Я в свою очередь рассмеялся. Очевидно, жизнь заставила ее проглотить горькую пилюлю, но мне показалось, что вместо того, чтобы избегать невзгоды» она, наоборот, черпала в них силы, чтобы творить и быть красивой. Волосы каштановыми локонами спадали ей на лицо, она движением головы отбрасывала их назад, открывая чистого зеленого цвета глаза. Вероятно, она заметила мое восхищение, потому что улыбнулась мне. В действительности, каждому из нас было плевать на то, что рассказывал собеседник. Главным было то, что должно было произойти после ужина. Когда я попросил счет, она, пристально глядя мне в глаза, сказала:
– Вам следовало бы порекомендовать мне попробовать вашу кушетку… Я думаю, что мне бы это очень понравилось.
Так началась наша связь, такая же бурная, как и ее живопись. Вся в противоречиях и столкновениях, где ничто никогда не было простым, где безостановочно переходили от неистовства к отчаянию, от разрыва к примирению. У меня было странное ощущение, что мы любим друг друга только для того, чтобы больнее расстаться. Но я цеплялся за нее так же прочно, как за симптом. Симптом, от которого она защищалась непостижимыми ссорами, долгими исчезновениями и внезапными возвращениями. Обижалась ли она на меня за небольшой интерес, который я проявлял к ее живописи? Она не дала себя одурачить ни моими разглагольствованиями о ее работе в галерее, ни тем, что я купил ее картину, которая висела теперь у меня в приемной.
Речь шла о полотне, высокопарно названном «Конец света». На голубом фоне, испещренном вызывающе яркими полосами и пятнами, появлялись, подобно ассоциации идей, формы пастельных тонов с неясными очертаниями, которые, казалось, исчезали – или возникали? – в шторме, их окружавшем.
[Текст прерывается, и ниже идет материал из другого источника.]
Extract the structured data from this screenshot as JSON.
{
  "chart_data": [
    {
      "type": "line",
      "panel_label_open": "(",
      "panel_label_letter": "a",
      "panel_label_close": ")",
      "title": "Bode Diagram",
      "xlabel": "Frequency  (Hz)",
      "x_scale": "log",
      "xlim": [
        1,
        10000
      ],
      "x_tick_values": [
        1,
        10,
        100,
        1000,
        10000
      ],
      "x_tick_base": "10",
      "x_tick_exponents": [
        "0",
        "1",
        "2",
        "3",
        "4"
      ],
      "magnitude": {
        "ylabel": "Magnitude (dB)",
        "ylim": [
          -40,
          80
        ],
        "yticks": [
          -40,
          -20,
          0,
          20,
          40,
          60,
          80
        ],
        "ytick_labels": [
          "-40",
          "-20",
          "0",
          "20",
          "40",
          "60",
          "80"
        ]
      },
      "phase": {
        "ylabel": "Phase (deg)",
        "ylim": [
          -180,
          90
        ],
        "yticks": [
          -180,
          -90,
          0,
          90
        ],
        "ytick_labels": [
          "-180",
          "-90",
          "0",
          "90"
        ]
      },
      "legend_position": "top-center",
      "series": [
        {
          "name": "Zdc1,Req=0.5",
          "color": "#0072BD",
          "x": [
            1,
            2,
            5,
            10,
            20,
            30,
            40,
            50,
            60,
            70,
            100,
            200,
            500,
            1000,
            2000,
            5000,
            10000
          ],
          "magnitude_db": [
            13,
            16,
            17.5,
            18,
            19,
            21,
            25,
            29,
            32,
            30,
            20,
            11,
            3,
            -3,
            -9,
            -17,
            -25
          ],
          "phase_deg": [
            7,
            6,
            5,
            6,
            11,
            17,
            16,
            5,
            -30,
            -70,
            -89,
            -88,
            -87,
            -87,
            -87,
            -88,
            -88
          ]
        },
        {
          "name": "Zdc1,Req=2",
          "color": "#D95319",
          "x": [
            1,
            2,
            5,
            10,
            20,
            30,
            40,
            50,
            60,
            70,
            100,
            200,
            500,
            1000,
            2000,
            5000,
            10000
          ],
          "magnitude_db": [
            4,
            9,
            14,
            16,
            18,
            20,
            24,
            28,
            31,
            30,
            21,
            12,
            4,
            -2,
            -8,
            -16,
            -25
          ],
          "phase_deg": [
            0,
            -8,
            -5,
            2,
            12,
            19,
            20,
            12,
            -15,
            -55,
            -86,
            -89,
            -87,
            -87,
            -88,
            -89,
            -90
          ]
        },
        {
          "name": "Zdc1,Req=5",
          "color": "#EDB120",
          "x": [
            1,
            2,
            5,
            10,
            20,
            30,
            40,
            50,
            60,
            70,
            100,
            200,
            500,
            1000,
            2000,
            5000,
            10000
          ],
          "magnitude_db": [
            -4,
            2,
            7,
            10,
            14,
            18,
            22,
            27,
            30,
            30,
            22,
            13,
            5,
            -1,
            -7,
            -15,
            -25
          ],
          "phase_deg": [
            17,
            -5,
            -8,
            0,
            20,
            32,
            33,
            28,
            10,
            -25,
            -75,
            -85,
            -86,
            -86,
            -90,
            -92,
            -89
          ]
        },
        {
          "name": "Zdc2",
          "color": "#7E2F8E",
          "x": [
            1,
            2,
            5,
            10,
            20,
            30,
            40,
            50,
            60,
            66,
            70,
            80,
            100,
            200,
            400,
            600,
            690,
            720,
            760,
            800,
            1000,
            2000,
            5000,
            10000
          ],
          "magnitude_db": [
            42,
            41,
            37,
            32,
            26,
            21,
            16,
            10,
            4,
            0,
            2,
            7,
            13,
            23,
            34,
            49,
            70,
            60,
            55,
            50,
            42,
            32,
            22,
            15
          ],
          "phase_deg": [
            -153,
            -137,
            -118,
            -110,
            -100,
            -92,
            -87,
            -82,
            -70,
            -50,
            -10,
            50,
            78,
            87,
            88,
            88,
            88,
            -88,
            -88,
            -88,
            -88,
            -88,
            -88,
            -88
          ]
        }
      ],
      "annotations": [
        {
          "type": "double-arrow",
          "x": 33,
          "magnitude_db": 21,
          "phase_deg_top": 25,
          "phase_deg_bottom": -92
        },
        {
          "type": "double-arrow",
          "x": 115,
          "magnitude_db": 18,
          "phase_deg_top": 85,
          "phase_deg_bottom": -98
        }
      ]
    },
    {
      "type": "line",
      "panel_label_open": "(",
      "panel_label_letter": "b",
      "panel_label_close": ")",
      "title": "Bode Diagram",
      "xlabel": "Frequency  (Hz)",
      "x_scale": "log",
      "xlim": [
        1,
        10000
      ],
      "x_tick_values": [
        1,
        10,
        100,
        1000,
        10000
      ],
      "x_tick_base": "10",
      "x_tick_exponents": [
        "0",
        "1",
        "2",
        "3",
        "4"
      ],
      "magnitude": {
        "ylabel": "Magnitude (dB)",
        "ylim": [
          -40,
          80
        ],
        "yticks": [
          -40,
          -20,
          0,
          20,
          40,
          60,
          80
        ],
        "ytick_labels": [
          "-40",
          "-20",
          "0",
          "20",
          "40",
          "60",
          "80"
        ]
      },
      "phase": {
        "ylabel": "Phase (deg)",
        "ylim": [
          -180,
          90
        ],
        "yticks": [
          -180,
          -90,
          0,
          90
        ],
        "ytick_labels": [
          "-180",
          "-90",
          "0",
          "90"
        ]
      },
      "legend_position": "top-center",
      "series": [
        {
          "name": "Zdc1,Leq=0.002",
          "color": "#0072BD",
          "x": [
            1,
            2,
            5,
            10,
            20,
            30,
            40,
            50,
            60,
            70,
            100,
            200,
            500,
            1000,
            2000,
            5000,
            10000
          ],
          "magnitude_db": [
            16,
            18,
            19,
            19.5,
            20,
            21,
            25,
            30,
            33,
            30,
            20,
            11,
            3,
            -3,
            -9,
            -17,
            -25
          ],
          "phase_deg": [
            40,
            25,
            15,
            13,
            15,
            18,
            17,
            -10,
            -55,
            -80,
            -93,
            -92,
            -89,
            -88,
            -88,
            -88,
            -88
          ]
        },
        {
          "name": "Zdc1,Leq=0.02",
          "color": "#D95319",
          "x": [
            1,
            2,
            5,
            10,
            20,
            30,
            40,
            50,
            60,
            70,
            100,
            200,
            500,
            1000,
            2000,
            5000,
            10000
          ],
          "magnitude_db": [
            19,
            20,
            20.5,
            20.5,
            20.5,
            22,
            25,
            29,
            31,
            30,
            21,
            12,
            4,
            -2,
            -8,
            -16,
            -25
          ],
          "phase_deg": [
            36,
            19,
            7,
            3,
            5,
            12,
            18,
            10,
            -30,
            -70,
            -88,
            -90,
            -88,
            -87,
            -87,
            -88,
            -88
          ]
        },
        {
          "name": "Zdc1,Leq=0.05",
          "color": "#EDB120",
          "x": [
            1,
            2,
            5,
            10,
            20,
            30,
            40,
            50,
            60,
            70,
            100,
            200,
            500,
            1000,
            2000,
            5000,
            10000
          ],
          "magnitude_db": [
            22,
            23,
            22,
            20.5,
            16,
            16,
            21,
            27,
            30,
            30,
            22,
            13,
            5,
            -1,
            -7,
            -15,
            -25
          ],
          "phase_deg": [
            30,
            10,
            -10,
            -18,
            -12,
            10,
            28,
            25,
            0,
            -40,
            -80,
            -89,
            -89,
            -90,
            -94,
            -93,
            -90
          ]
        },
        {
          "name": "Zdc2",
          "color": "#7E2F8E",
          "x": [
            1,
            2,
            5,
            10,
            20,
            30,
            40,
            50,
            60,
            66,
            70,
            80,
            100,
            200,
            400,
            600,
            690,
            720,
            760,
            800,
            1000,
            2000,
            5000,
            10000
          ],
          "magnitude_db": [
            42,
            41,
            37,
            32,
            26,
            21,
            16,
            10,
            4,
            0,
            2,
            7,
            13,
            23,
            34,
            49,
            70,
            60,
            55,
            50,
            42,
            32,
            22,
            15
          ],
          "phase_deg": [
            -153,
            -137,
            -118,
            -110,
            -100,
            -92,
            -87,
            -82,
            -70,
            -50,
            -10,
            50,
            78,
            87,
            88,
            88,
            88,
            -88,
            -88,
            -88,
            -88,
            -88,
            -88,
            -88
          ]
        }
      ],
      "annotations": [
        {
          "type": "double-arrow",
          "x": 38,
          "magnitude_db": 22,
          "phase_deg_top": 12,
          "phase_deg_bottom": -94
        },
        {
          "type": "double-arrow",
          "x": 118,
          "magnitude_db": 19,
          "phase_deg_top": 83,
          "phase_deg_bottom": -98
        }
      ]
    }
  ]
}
Сумбур, напоминающий ее саму и к которому я испытывал лишь умеренный интерес. «Вы ее купили, чтобы доставить мне удовольствие, – сказала она, – это неудачный поступок. Я предпочитаю, чтобы вы занимались со мной любовью». Она была права, я тоже предпочел бы именно это. Вероятно, это было единственной причиной, по которой мы нашли друг друга. Даже в такие моменты она обращалась ко мне на «вы», как будто для того, чтобы и здесь тоже сохранять дистанцию между нами. От этого она казалась мне еще более желанной. Голова откинута назад, создавалось впечатление, будто слушала какую-то внутреннюю музыку. Этой музыкой она делилась со мной. Я уступал ее неистовству, и наши тела двигались в полнейшем согласии, которого я не знал ни с одной другой женщиной.
Тем не менее в этот вечер я забыл о ней.
Был с другой… действительно. Которая, возможно, толкнула меня на смертоносное прелюбодеяние и, уже мертвая, угрожала разрушить мою жизнь.
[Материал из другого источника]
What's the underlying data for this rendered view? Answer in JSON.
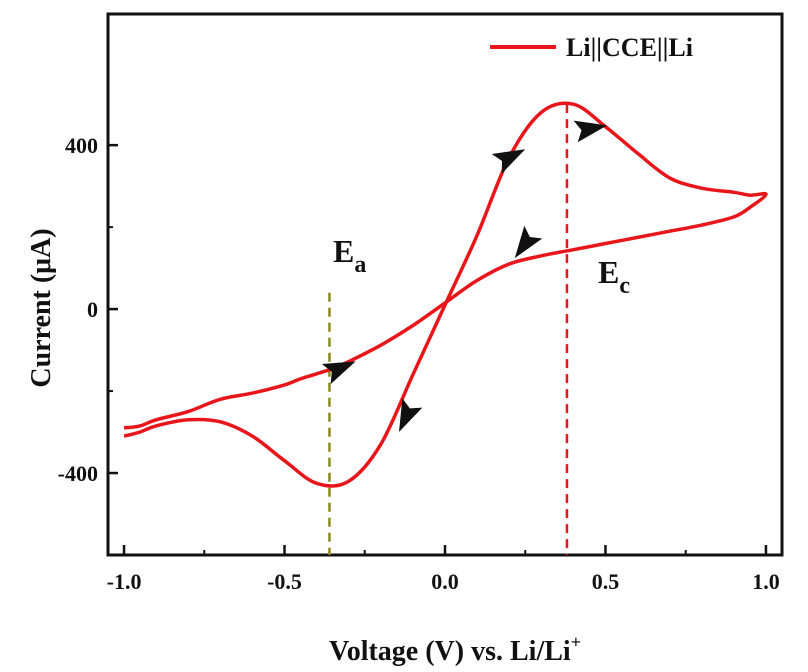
{
  "chart_data": {
    "type": "line",
    "xlabel": "Voltage (V) vs. Li/Li",
    "xlabel_sup": "+",
    "ylabel": "Current (μA)",
    "xlim": [
      -1.05,
      1.05
    ],
    "ylim": [
      -600,
      720
    ],
    "x_ticks": [
      -1.0,
      -0.5,
      0.0,
      0.5,
      1.0
    ],
    "x_tick_labels": [
      "-1.0",
      "-0.5",
      "0.0",
      "0.5",
      "1.0"
    ],
    "y_ticks": [
      -400,
      0,
      400
    ],
    "y_tick_labels": [
      "-400",
      "0",
      "400"
    ],
    "grid": false,
    "legend_position": "top-right",
    "series": [
      {
        "name": "Li||CCE||Li",
        "color": "#e8161b",
        "x": [
          -1.0,
          -0.95,
          -0.9,
          -0.8,
          -0.7,
          -0.6,
          -0.5,
          -0.45,
          -0.4,
          -0.35,
          -0.3,
          -0.2,
          -0.1,
          0.0,
          0.1,
          0.2,
          0.3,
          0.4,
          0.5,
          0.6,
          0.7,
          0.8,
          0.9,
          0.95,
          1.0,
          0.95,
          0.9,
          0.8,
          0.7,
          0.6,
          0.5,
          0.4,
          0.3,
          0.2,
          0.1,
          0.0,
          -0.1,
          -0.2,
          -0.3,
          -0.4,
          -0.5,
          -0.6,
          -0.7,
          -0.8,
          -0.9,
          -0.95,
          -1.0
        ],
        "y": [
          -290,
          -285,
          -270,
          -250,
          -220,
          -205,
          -185,
          -170,
          -158,
          -145,
          -128,
          -88,
          -40,
          15,
          70,
          110,
          130,
          145,
          160,
          175,
          190,
          205,
          225,
          248,
          280,
          278,
          285,
          295,
          320,
          380,
          445,
          500,
          480,
          370,
          180,
          10,
          -160,
          -330,
          -420,
          -425,
          -370,
          -310,
          -275,
          -270,
          -285,
          -300,
          -310
        ]
      }
    ],
    "arrows": [
      {
        "x": -0.33,
        "y": -145,
        "direction": "forward"
      },
      {
        "x": 0.2,
        "y": 370,
        "direction": "forward"
      },
      {
        "x": 0.45,
        "y": 440,
        "direction": "forward"
      },
      {
        "x": 0.25,
        "y": 160,
        "direction": "reverse"
      },
      {
        "x": -0.12,
        "y": -260,
        "direction": "reverse"
      }
    ],
    "vlines": [
      {
        "x": -0.36,
        "y_top": 40,
        "color": "#8a8a1e",
        "label": "E",
        "label_sub": "a"
      },
      {
        "x": 0.38,
        "y_top": 500,
        "color": "#e8161b",
        "label": "E",
        "label_sub": "c"
      }
    ]
  }
}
Приступ ненависти поднялся во мне, но тут же прошел. Ненависть возникает только к живым. Лучше позвонить Ребекке, объяснить ей, что произошло. Не оставаться наедине с этой умершей. Я набрал ее номер. Прозвучал сигнал «занято». Чтобы я не звонил, она, должно быть, сняла трубку.
Усталым жестом я положил свою.
Когда я встал, чтобы взять сигарету со стола, мой взгляд упал на пальто и сумочку Ольги, спрятанные за креслом.
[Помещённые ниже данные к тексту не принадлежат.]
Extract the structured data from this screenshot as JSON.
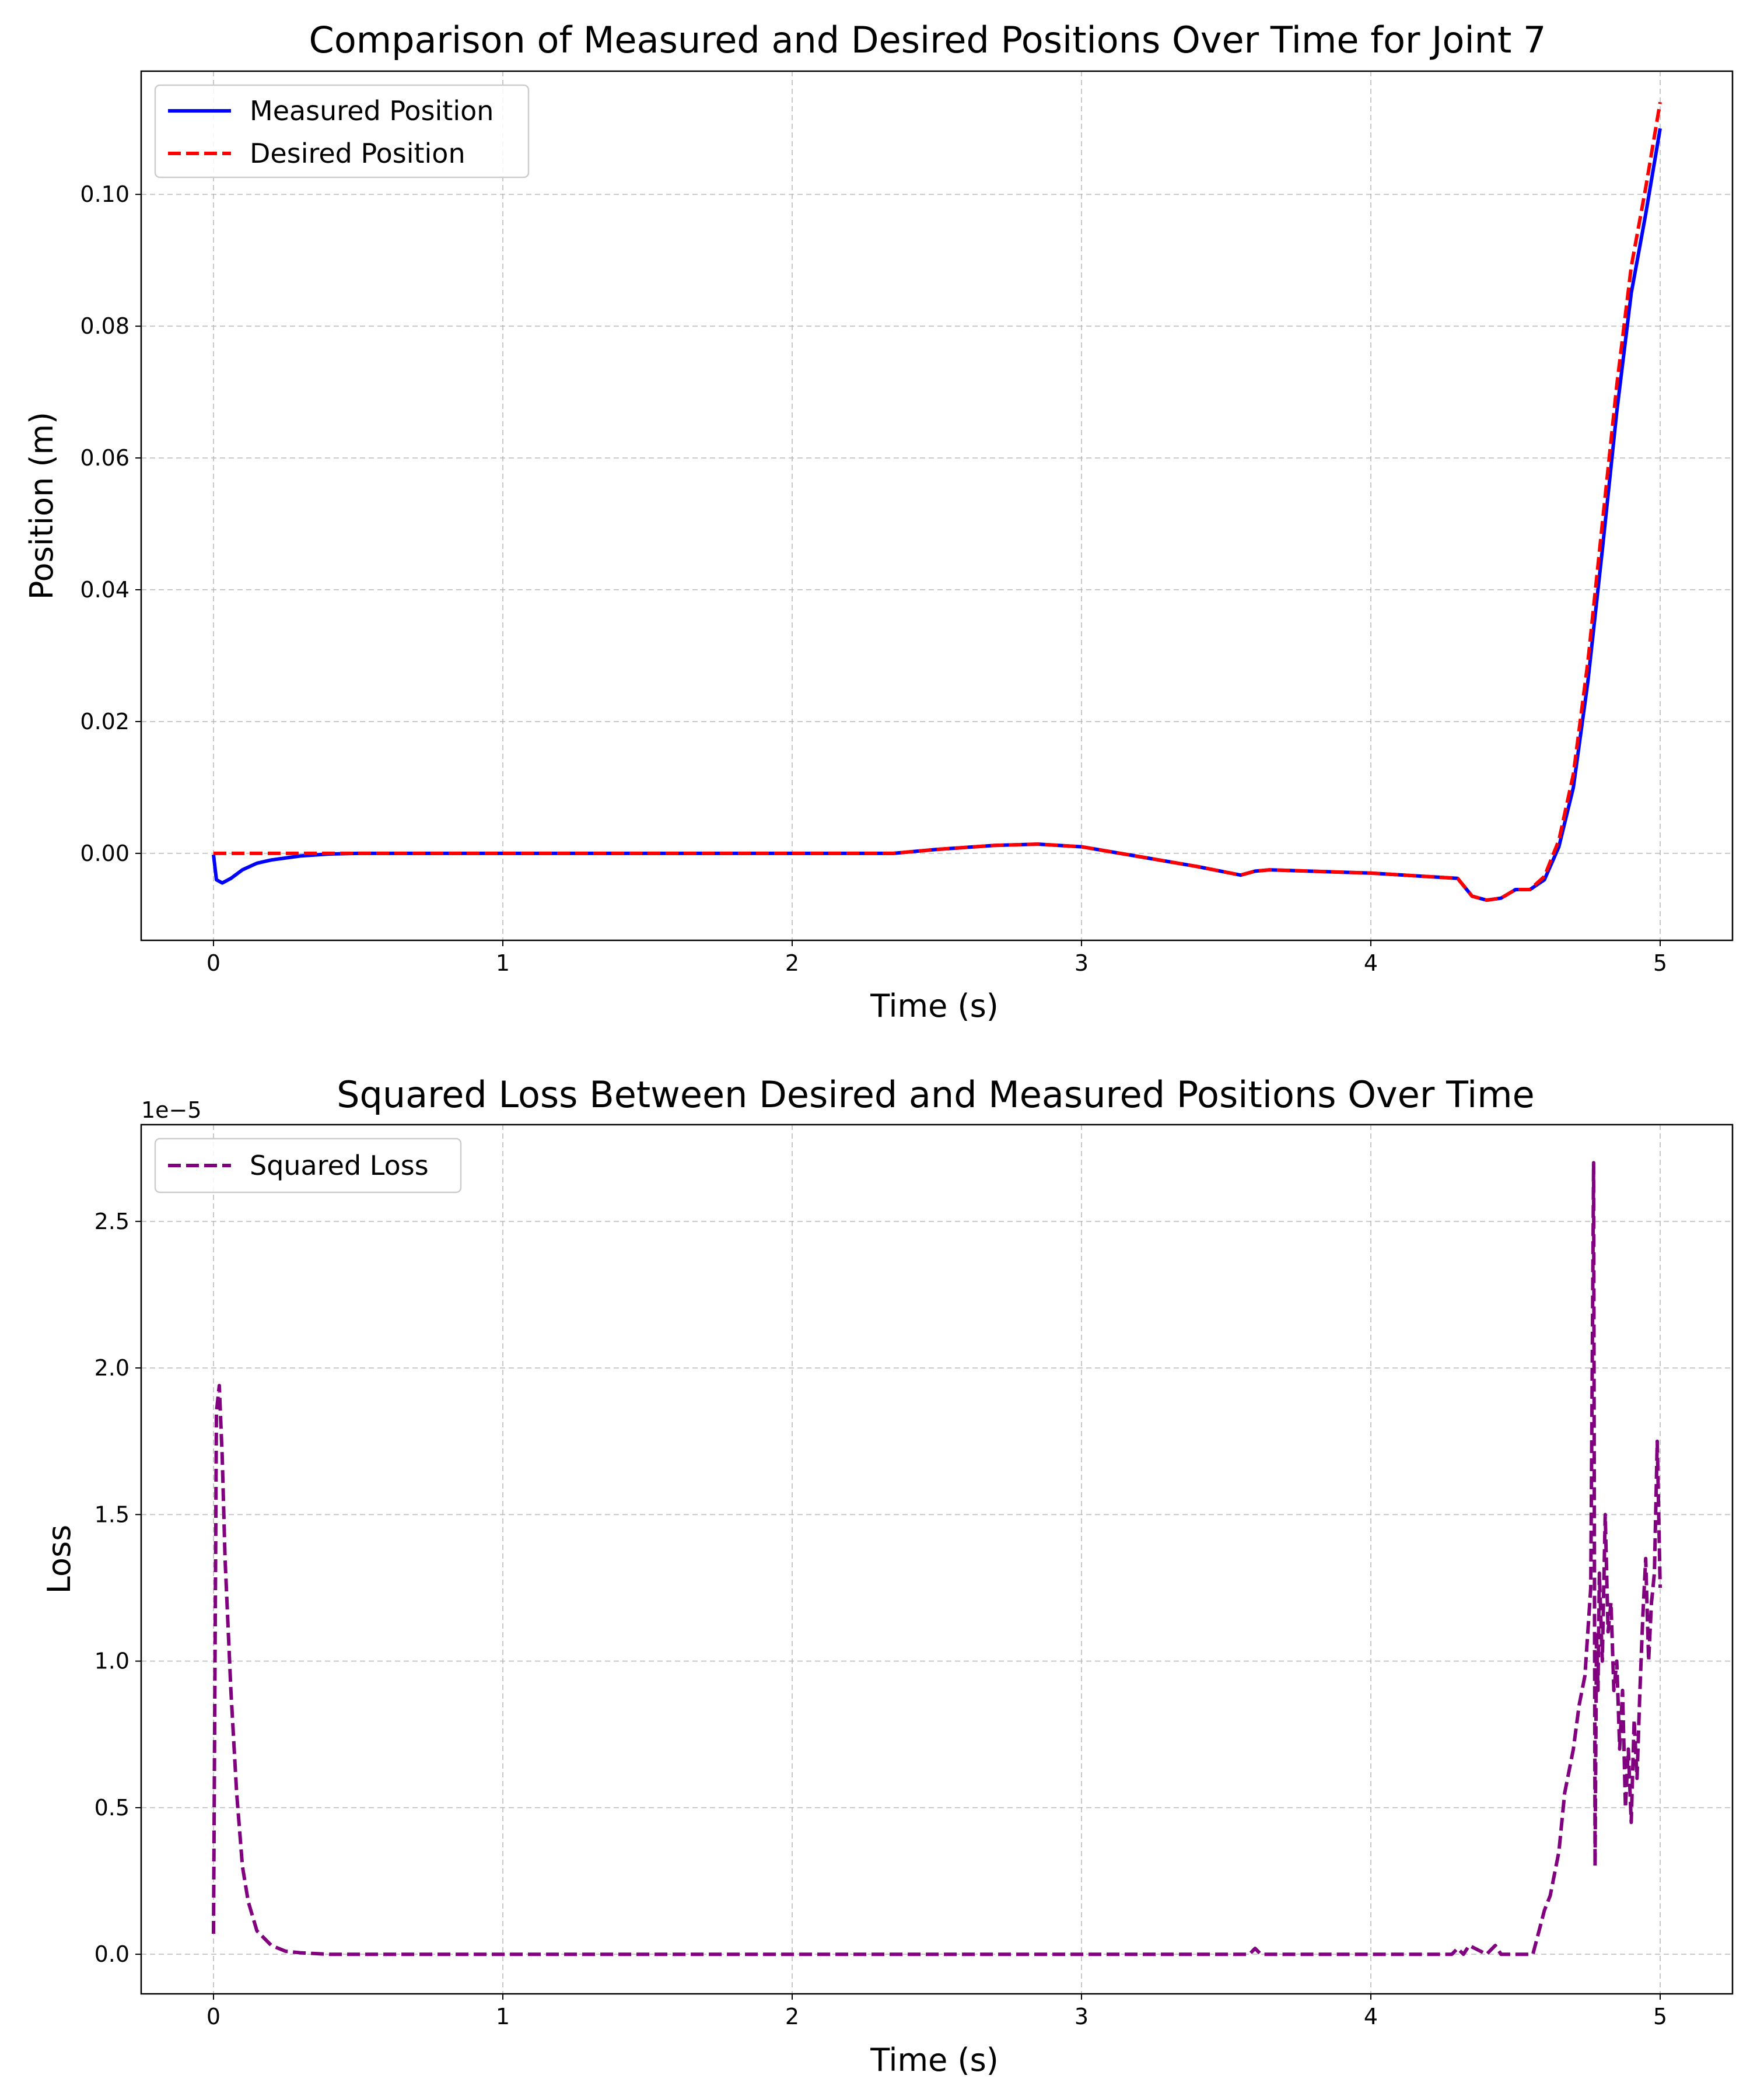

Я взял сумочку. Кроме двадцати тысяч франков наличными, в ней были документы на машину, водительские права, выданные на ее адрес – авеню Монтеспан, в шестнадцатом округе, ключи, две пудреницы – одна от «Ван Клиф amp; Арпель», другая от Картье, два «Ролекса», а также оправленные в бриллианты наручные часы фирмы «Бом и Мерсье». «Ее слабость – часы», – говорил Шапиро. Действительно, одни только часы «Жагер-Ле-Культр» из розового золота на ее запястье стоили целое состояние. К этому еще добавлялись явно дорогие ожерелье и кольца, украшавшие ее шею и руки. Если это были ее трофеи из ювелирного универмага Бернштейна, то можно было понять раздражение Шапиро. На дне сумочки я также нашел свою ручку «Мон Блан», исчезнувшую несколько недель назад. Ничто из всего этого не объясняло ее смерть. Разочарованный, я подумал, что разумнее было бы известить о случившемся Шапиро.